L'Ordre était organisé en trois groupes : les chevaliers (issus de la noblesse), les frères servants ou sergents (non-nobles), et les chapelains (prêtres). Tous arboraient une croix rouge pattée cousue sur leur manteau, blanc pour les chevaliers et noir ou brun pour les sergents.

La Destinée : Une chute brutale et une postérité légendaire

La perte de Saint-Jean-d'Acre en 1291, dernier bastion chrétien en Terre Sainte, marque un tournant fatal. Rapatriés en Europe, les Templiers perdent leur principale raison d'être militaire. Leur puissance financière, leur indépendance (ils ne rendaient de comptes qu'au Pape) et le secret qui entourait leurs rites d'initiation suscitent alors jalousie et méfiance.

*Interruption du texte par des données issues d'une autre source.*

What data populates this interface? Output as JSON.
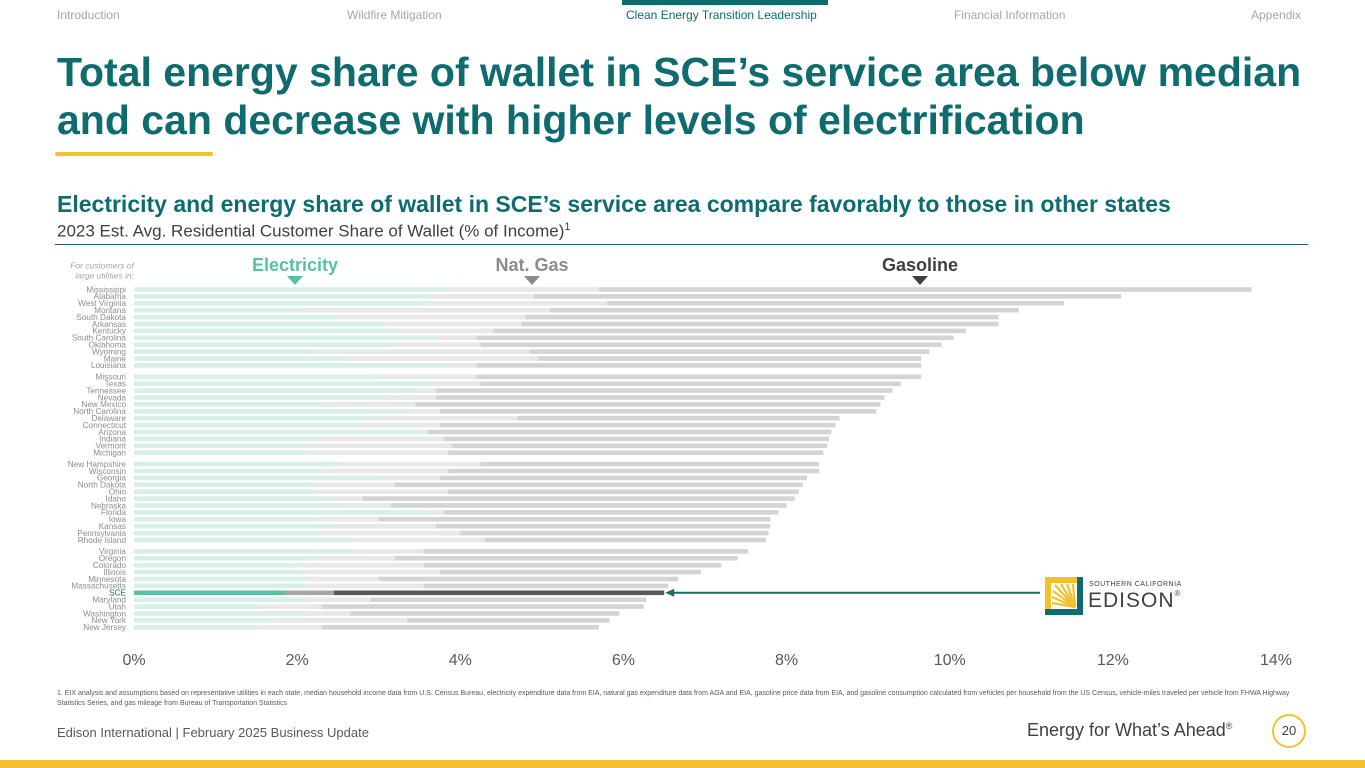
{
  "nav": {
    "items": [
      "Introduction",
      "Wildfire Mitigation",
      "Clean Energy Transition Leadership",
      "Financial Information",
      "Appendix"
    ],
    "active_index": 2
  },
  "title": "Total energy share of wallet in SCE’s service area below median and can decrease with higher levels of electrification",
  "subtitle": "Electricity and energy share of wallet in SCE’s service area compare favorably to those in other states",
  "subtitle2": "2023 Est. Avg. Residential Customer Share of Wallet (% of Income)",
  "subtitle2_sup": "1",
  "chart_data": {
    "type": "bar",
    "stacked": true,
    "orientation": "horizontal",
    "row_header": "For customers of large utilities in:",
    "series": [
      {
        "name": "Electricity",
        "color": "#d8efe8",
        "highlight_color": "#5bbfa6"
      },
      {
        "name": "Nat. Gas",
        "color": "#e8e8e8",
        "highlight_color": "#a6a6a6"
      },
      {
        "name": "Gasoline",
        "color": "#d4d4d4",
        "highlight_color": "#595959"
      }
    ],
    "header_colors": [
      "#5bbfa6",
      "#8c8c8c",
      "#404040"
    ],
    "highlight": "SCE",
    "xlim": [
      0,
      14
    ],
    "xticks": [
      "0%",
      "2%",
      "4%",
      "6%",
      "8%",
      "10%",
      "12%",
      "14%"
    ],
    "groups": [
      [
        {
          "state": "Mississippi",
          "electricity": 3.9,
          "gas": 1.8,
          "gasoline": 8.0
        },
        {
          "state": "Alabama",
          "electricity": 3.7,
          "gas": 1.2,
          "gasoline": 7.2
        },
        {
          "state": "West Virginia",
          "electricity": 3.6,
          "gas": 2.2,
          "gasoline": 5.6
        },
        {
          "state": "Montana",
          "electricity": 2.0,
          "gas": 3.1,
          "gasoline": 5.75
        },
        {
          "state": "South Dakota",
          "electricity": 2.5,
          "gas": 2.3,
          "gasoline": 5.8
        },
        {
          "state": "Arkansas",
          "electricity": 3.1,
          "gas": 1.65,
          "gasoline": 5.85
        },
        {
          "state": "Kentucky",
          "electricity": 3.3,
          "gas": 1.1,
          "gasoline": 5.8
        },
        {
          "state": "South Carolina",
          "electricity": 3.7,
          "gas": 0.5,
          "gasoline": 5.85
        },
        {
          "state": "Oklahoma",
          "electricity": 3.2,
          "gas": 1.05,
          "gasoline": 5.65
        },
        {
          "state": "Wyoming",
          "electricity": 2.2,
          "gas": 2.65,
          "gasoline": 4.9
        },
        {
          "state": "Maine",
          "electricity": 2.6,
          "gas": 2.35,
          "gasoline": 4.7
        },
        {
          "state": "Louisiana",
          "electricity": 3.8,
          "gas": 0.4,
          "gasoline": 5.45
        }
      ],
      [
        {
          "state": "Missouri",
          "electricity": 3.0,
          "gas": 1.2,
          "gasoline": 5.45
        },
        {
          "state": "Texas",
          "electricity": 3.6,
          "gas": 0.65,
          "gasoline": 5.15
        },
        {
          "state": "Tennessee",
          "electricity": 3.5,
          "gas": 0.2,
          "gasoline": 5.6
        },
        {
          "state": "Nevada",
          "electricity": 3.1,
          "gas": 0.6,
          "gasoline": 5.5
        },
        {
          "state": "New Mexico",
          "electricity": 2.3,
          "gas": 1.15,
          "gasoline": 5.7
        },
        {
          "state": "North Carolina",
          "electricity": 3.3,
          "gas": 0.45,
          "gasoline": 5.35
        },
        {
          "state": "Delaware",
          "electricity": 3.0,
          "gas": 1.7,
          "gasoline": 3.95
        },
        {
          "state": "Connecticut",
          "electricity": 2.8,
          "gas": 0.95,
          "gasoline": 4.85
        },
        {
          "state": "Arizona",
          "electricity": 3.55,
          "gas": 0.05,
          "gasoline": 4.95
        },
        {
          "state": "Indiana",
          "electricity": 2.3,
          "gas": 1.5,
          "gasoline": 4.72
        },
        {
          "state": "Vermont",
          "electricity": 2.1,
          "gas": 1.8,
          "gasoline": 4.6
        },
        {
          "state": "Michigan",
          "electricity": 2.1,
          "gas": 1.75,
          "gasoline": 4.6
        }
      ],
      [
        {
          "state": "New Hampshire",
          "electricity": 2.5,
          "gas": 1.75,
          "gasoline": 4.15
        },
        {
          "state": "Wisconsin",
          "electricity": 2.3,
          "gas": 1.55,
          "gasoline": 4.55
        },
        {
          "state": "Georgia",
          "electricity": 3.0,
          "gas": 0.75,
          "gasoline": 4.5
        },
        {
          "state": "North Dakota",
          "electricity": 2.2,
          "gas": 1.0,
          "gasoline": 5.0
        },
        {
          "state": "Ohio",
          "electricity": 2.2,
          "gas": 1.65,
          "gasoline": 4.3
        },
        {
          "state": "Idaho",
          "electricity": 2.4,
          "gas": 0.4,
          "gasoline": 5.3
        },
        {
          "state": "Nebraska",
          "electricity": 2.6,
          "gas": 0.55,
          "gasoline": 4.85
        },
        {
          "state": "Florida",
          "electricity": 3.6,
          "gas": 0.2,
          "gasoline": 4.1
        },
        {
          "state": "Iowa",
          "electricity": 2.2,
          "gas": 0.8,
          "gasoline": 4.8
        },
        {
          "state": "Kansas",
          "electricity": 2.5,
          "gas": 1.2,
          "gasoline": 4.1
        },
        {
          "state": "Pennsylvania",
          "electricity": 2.3,
          "gas": 1.7,
          "gasoline": 3.78
        },
        {
          "state": "Rhode Island",
          "electricity": 2.7,
          "gas": 1.6,
          "gasoline": 3.45
        }
      ],
      [
        {
          "state": "Virginia",
          "electricity": 2.7,
          "gas": 0.85,
          "gasoline": 3.98
        },
        {
          "state": "Oregon",
          "electricity": 2.2,
          "gas": 1.0,
          "gasoline": 4.2
        },
        {
          "state": "Colorado",
          "electricity": 2.0,
          "gas": 1.55,
          "gasoline": 3.65
        },
        {
          "state": "Illinois",
          "electricity": 2.1,
          "gas": 1.65,
          "gasoline": 3.2
        },
        {
          "state": "Minnesota",
          "electricity": 2.1,
          "gas": 0.9,
          "gasoline": 3.67
        },
        {
          "state": "Massachusetts",
          "electricity": 2.1,
          "gas": 1.45,
          "gasoline": 3.0
        },
        {
          "state": "SCE",
          "electricity": 1.85,
          "gas": 0.6,
          "gasoline": 4.05
        },
        {
          "state": "Maryland",
          "electricity": 2.1,
          "gas": 0.8,
          "gasoline": 3.38
        },
        {
          "state": "Utah",
          "electricity": 1.5,
          "gas": 0.8,
          "gasoline": 3.95
        },
        {
          "state": "Washington",
          "electricity": 2.1,
          "gas": 0.55,
          "gasoline": 3.3
        },
        {
          "state": "New York",
          "electricity": 1.7,
          "gas": 1.65,
          "gasoline": 2.48
        },
        {
          "state": "New Jersey",
          "electricity": 1.5,
          "gas": 0.8,
          "gasoline": 3.4
        }
      ]
    ]
  },
  "logo": {
    "small_text": "SOUTHERN CALIFORNIA",
    "big_text": "EDISON",
    "reg_mark": "®"
  },
  "footnote": "1.   EIX analysis and assumptions based on representative utilities in each state, median household income data from U.S. Census Bureau, electricity expenditure data from EIA, natural gas expenditure data from AGA and EIA, gasoline price data from EIA, and gasoline consumption calculated from vehicles per household from the US Census, vehicle-miles traveled per vehicle from FHWA Highway Statistics Series, and gas mileage from Bureau of Transportation Statistics",
  "footer": {
    "left": "Edison International |  February 2025 Business Update",
    "right": "Energy for What’s Ahead",
    "right_sup": "®",
    "page": "20"
  },
  "colors": {
    "teal": "#0f6b6e",
    "gold": "#f2c12e",
    "arrow": "#1f6b5e"
  }
}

Le roi de France, Philippe IV le Bel, lourdement endetté auprès de l'Ordre et soucieux de renforcer son pouvoir face à une institution aussi influente, orchestre leur chute. Le vendredi 13 octobre 1307, il fait arrêter massivement tous les Templiers de son royaume. Un procès inique s'ensuit, où, sous la torture, les accusés avouent les crimes les plus infâmes (hérésie, idolâtrie, sodomie).

Malgré les rétractations ultérieures de nombreux frères, le Pape Clément V, sous la pression du roi, finit par céder. Le 22 mars 1312, lors du concile de Vienne, l'Ordre du Temple est officiellement aboli. 

Ses biens sont en grande partie dévolus à un autre ordre militaire, les Hospitaliers. Le grand-maître, Jacques de Molay, et d'autres dignitaires sont brûlés vifs à Paris en 1314, en proclamant l'innocence de l'Ordre.

La dissolution brutale de l'Ordre, la disparition supposée de son trésor et le mystère entourant ses activités ont donné naissance à d'innombrables mythes et légendes qui perdurent encore aujourd'hui, assurant aux Templiers une place unique et fantasmée dans l'imaginaire collectif.